Hanna-Attisha said she crawled into bed that night, physically ill.
"We checked our data a bazillion times ... but when you hear (the state's dismissal) on national news, how can you not doubt yourself?" she said.
She wasn't the only one surprised. Valacak, the Genesee County health executive, said he, "took offense ... in part because I know how dedicated she is and I know the quality of her character."
That Monday, Valacak emailed state health officials. Among his questions: Why would the state's analysis include non-Flint residents? On Tuesday, he pushed again for an answer. On Wednesday: "Any update?"






He got no answers, he said: "It was frustrating."
At the same time, Hanna-Attisha had stepped up conversations with Wells, who had taken her post as the state's chief medical executive in May. The two women knew of each other and had even stood together earlier this year to promote immunizations.
Wells, who leads the preventive medicine residency program at the University of Michigan's school of public health,  said she'd heard media reports about Flint's water. She balanced those against water-quality tests indicating the water was safe.
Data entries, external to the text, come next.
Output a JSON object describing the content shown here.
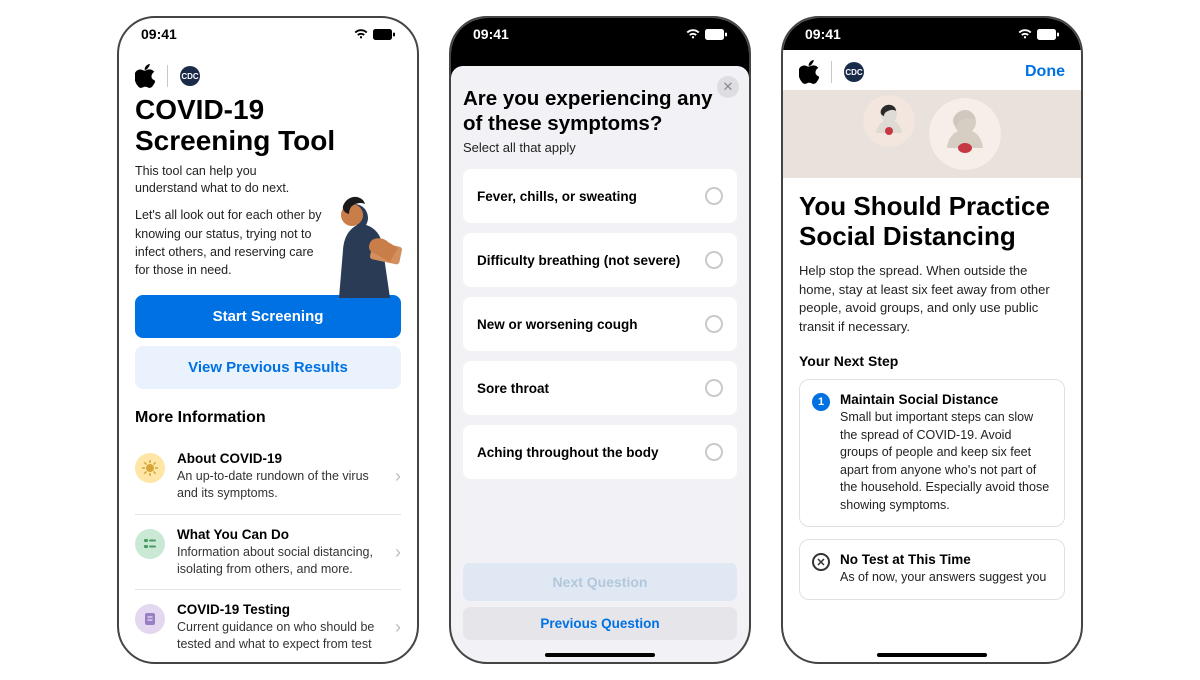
{
  "status": {
    "time": "09:41"
  },
  "screen1": {
    "title": "COVID-19 Screening Tool",
    "subtitle": "This tool can help you understand what to do next.",
    "paragraph": "Let's all look out for each other by knowing our status, trying not to infect others, and reserving care for those in need.",
    "btn_start": "Start Screening",
    "btn_prev": "View Previous Results",
    "more_info": "More Information",
    "items": [
      {
        "title": "About COVID-19",
        "desc": "An up-to-date rundown of the virus and its symptoms."
      },
      {
        "title": "What You Can Do",
        "desc": "Information about social distancing, isolating from others, and more."
      },
      {
        "title": "COVID-19 Testing",
        "desc": "Current guidance on who should be tested and what to expect from test"
      }
    ]
  },
  "screen2": {
    "question": "Are you experiencing any of these symptoms?",
    "instruction": "Select all that apply",
    "options": [
      "Fever, chills, or sweating",
      "Difficulty breathing (not severe)",
      "New or worsening cough",
      "Sore throat",
      "Aching throughout the body"
    ],
    "btn_next": "Next Question",
    "btn_prev": "Previous Question"
  },
  "screen3": {
    "done": "Done",
    "title": "You Should Practice Social Distancing",
    "paragraph": "Help stop the spread. When outside the home, stay at least six feet away from other people, avoid groups, and only use public transit if necessary.",
    "next_step_h": "Your Next Step",
    "step1_title": "Maintain Social Distance",
    "step1_body": "Small but important steps can slow the spread of COVID-19. Avoid groups of people and keep six feet apart from anyone who's not part of the household. Especially avoid those showing symptoms.",
    "step2_title": "No Test at This Time",
    "step2_body": "As of now, your answers suggest you"
  }
}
Moreover, a look at county-wide data didn't trigger any alarms.
Now, she was alarmed by a closer look at Hanna-Attisha's  findings.
In several conversations, Wells and Hanna-Attisha compared the pediatrician's analysis against that of the state epidemiologists. Among the differences: The state's number included kids from outside Flint — those who wouldn't normally drink Flint water. Some had Flint addresses but lived outside city limits.
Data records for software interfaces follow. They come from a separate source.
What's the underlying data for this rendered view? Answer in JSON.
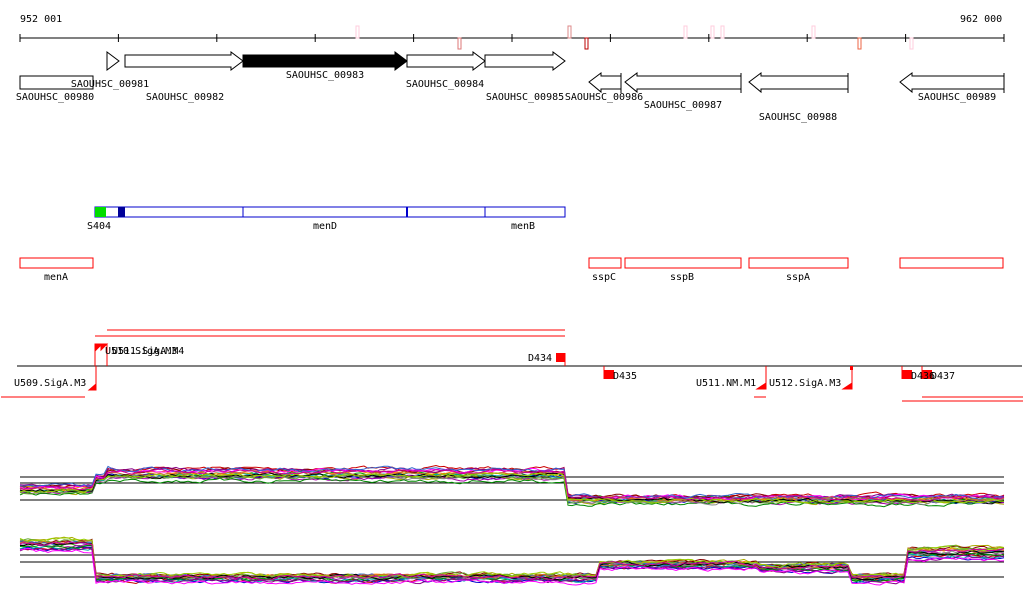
{
  "coords": {
    "start": "952 001",
    "end": "962 000"
  },
  "genes": [
    {
      "id": "SAOUHSC_00980",
      "strand": "box"
    },
    {
      "id": "SAOUHSC_00981",
      "strand": "+"
    },
    {
      "id": "SAOUHSC_00982",
      "strand": "+"
    },
    {
      "id": "SAOUHSC_00983",
      "strand": "+",
      "selected": true
    },
    {
      "id": "SAOUHSC_00984",
      "strand": "+"
    },
    {
      "id": "SAOUHSC_00985",
      "strand": "+"
    },
    {
      "id": "SAOUHSC_00986",
      "strand": "-"
    },
    {
      "id": "SAOUHSC_00987",
      "strand": "-"
    },
    {
      "id": "SAOUHSC_00988",
      "strand": "-"
    },
    {
      "id": "SAOUHSC_00989",
      "strand": "-"
    }
  ],
  "operon": {
    "labels": [
      "S404",
      "menD",
      "menB"
    ]
  },
  "gene_names": [
    "menA",
    "sspC",
    "sspB",
    "sspA",
    ""
  ],
  "features": {
    "upper": [
      "U510.SigA.M3",
      "U511.SigA.M4",
      "D434"
    ],
    "lower": [
      "U509.SigA.M3",
      "D435",
      "U511.NM.M1",
      "U512.SigA.M3",
      "D436",
      "D437"
    ]
  },
  "colors": {
    "red": "#ff0000",
    "operon": "#0000cc",
    "start": "#00dd00",
    "selected_gene": "#000000"
  }
}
As September drew to a close, state health epidemiologists reanalyzed their data, eventually confirming Hanna-Attisha's results. Wells saw a yellow Post-it note from her staff on her keyboard when she walked in at 7:30 a.m. Oct. 1. Her own data analysts had confirmed Hanna-Attisha's findings. She walked down the hallway to find Nick Lyon, director of the Michigan Department of Health and Human Services. They'd have to let the public know — and fast, the two decided.
That same day, Valacak and Genesee County commissioners declared a public health emergency. Commission chairman Jamie Curtis said he'd simply had enough. Dr. Hanna-Attisha's data couldn't be ignored, no matter what state authorities said water testing indicated. "In six years I don’t want 5- and 6-year-olds going to school with lead poisoning," he said.
Valacak said he got a call the next day — Friday, shortly before the state news conference. Dr. Hanna-Attisha's numbers had been confirmed, he was told.
At 1:30 p.m. Friday, Oct. 2, Flint Mayor Dayne Walling joined state officials — environmental, health, and public relations — at the microphone in front of a packed room of reporters.
"We understand many have lost confidence in the drinking water. We need to build that back. We need to do that more,"  Dan Wyant, of the Michigan Department of Environmental Quality, said in front of a line of cameras. Reporters tapped away on keyboards. Outside were protesters.
Quietly in the back of the room stood Hanna-Attisha, She leaned over to Brad Wurfel, the state spokesman who a week earlier had called her work “unfortunate" in a time of “near hysteria."
You called me irresponsible, Hanna-Attisha recalled saying to him. Wurfel said he was sorry.
"I had the opportunity to apologize ... I was grateful for the opportunity to do it," Wurfel told the Free Press later. "I will be the first to say, I came on a little strong on this because I believed the numbers we had in the moment."
Hanna-Attisha, whom Gavulic called "definitely one of our superstars" even before her recent spotlight, said she and other researchers aren't done. They want to specifically map blood-lead levels throughout the city's neighborhoods, and they want to test for blood-levels in cord blood from Flint's newest babies.
Exhausting? Yes. Ready to stop? Never, she said: "Because this is what matters. This is what we do ... This is why we're here."